This is part 2 of a 9 part series on Machine Learning. Our goal is to provide you with a thorough understanding of Machine Learning, different ways it can be applied to your business, and how to begin implementations of Machine Learning within your organization through the assistance of Untitled. This series is not by any means limited to only those with a technical pedigree. The objective is to provide a volume of content that will be informative and practical for a wide array of readers. We hope you enjoy and please do not hesitate to reach out with any questions. To start from part 1, please click here.
What Is Supervised Learning?
Machine Learning can be broken out into three distinct categories: supervised learning, unsupervised learning, and reinforcement learning.

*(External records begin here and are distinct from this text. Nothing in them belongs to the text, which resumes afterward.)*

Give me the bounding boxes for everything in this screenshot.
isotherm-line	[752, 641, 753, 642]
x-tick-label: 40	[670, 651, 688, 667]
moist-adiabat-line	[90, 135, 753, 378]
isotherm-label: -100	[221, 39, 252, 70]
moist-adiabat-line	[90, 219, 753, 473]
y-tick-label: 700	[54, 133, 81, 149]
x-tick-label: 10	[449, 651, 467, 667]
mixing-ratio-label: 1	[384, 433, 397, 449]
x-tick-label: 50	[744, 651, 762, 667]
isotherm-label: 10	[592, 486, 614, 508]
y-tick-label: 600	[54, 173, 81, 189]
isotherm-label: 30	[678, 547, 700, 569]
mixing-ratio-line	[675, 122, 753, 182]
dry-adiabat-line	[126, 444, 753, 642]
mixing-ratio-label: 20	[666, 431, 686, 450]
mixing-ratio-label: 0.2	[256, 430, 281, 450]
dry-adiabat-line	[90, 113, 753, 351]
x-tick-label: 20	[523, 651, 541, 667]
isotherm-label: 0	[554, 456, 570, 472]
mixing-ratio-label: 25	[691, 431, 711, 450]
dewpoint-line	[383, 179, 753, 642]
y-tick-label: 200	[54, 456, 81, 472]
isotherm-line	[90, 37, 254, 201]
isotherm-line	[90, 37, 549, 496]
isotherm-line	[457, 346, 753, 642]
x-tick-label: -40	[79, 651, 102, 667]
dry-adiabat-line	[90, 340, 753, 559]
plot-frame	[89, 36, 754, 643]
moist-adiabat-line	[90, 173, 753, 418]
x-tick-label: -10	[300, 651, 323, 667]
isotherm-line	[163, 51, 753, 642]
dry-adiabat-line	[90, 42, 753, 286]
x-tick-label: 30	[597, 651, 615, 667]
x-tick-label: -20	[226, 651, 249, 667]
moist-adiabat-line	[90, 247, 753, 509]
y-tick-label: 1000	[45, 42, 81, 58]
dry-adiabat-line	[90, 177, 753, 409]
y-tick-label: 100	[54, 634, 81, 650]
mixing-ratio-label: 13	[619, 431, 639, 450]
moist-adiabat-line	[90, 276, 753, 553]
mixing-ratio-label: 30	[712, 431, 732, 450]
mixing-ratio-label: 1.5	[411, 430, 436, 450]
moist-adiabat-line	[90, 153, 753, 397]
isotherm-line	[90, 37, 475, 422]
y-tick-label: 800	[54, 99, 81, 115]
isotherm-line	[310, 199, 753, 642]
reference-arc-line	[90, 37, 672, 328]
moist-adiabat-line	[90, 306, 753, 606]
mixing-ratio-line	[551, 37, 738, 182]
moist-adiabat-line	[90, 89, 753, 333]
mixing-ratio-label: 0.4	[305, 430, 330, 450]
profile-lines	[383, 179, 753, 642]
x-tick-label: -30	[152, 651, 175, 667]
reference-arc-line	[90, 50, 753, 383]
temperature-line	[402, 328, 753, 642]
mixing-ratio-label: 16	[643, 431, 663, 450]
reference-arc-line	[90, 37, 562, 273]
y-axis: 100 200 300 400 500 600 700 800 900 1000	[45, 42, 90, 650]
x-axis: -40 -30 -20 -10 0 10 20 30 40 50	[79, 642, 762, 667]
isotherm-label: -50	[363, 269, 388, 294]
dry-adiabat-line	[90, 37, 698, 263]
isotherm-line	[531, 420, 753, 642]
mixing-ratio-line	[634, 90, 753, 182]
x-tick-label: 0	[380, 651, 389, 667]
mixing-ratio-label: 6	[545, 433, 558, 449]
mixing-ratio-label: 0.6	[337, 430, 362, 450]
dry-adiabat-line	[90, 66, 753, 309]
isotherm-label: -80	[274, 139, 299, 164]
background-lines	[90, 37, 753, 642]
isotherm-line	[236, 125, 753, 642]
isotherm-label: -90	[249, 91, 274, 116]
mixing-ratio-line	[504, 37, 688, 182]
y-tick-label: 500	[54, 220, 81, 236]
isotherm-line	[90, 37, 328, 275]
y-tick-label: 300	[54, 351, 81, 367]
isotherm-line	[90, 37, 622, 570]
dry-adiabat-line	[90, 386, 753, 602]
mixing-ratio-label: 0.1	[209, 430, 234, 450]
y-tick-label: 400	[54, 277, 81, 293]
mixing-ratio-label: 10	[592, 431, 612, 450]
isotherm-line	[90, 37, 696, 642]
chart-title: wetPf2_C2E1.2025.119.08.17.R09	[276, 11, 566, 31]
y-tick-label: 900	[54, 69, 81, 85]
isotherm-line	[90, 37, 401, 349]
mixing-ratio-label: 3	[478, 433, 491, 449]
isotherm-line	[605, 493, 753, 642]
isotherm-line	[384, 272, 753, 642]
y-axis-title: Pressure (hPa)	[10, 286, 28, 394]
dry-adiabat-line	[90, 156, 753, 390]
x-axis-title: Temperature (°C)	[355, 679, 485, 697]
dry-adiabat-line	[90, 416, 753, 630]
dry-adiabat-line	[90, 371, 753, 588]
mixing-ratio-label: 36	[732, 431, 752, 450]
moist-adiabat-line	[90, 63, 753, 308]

Supervised learning can be thought of exactly the way that it sounds, a stylization of Machine Learning directed (supervised) by a human being. With supervised learning, the desired goal or target variable is already known, and our job is to train the Machine Learning model to be able to predict that target variable with a high degree of confidence.
Before we go any further, there are quite a few terms in the prior paragraph that we should define. For the sake of easy reading, I have italicized the terms. First, what is a target variable? A target variable is the desired output or what we hope to be able to predict. In the case of a machine learning model built for the financial industry, an example target variable would be the probability of someone defaulting on a loan.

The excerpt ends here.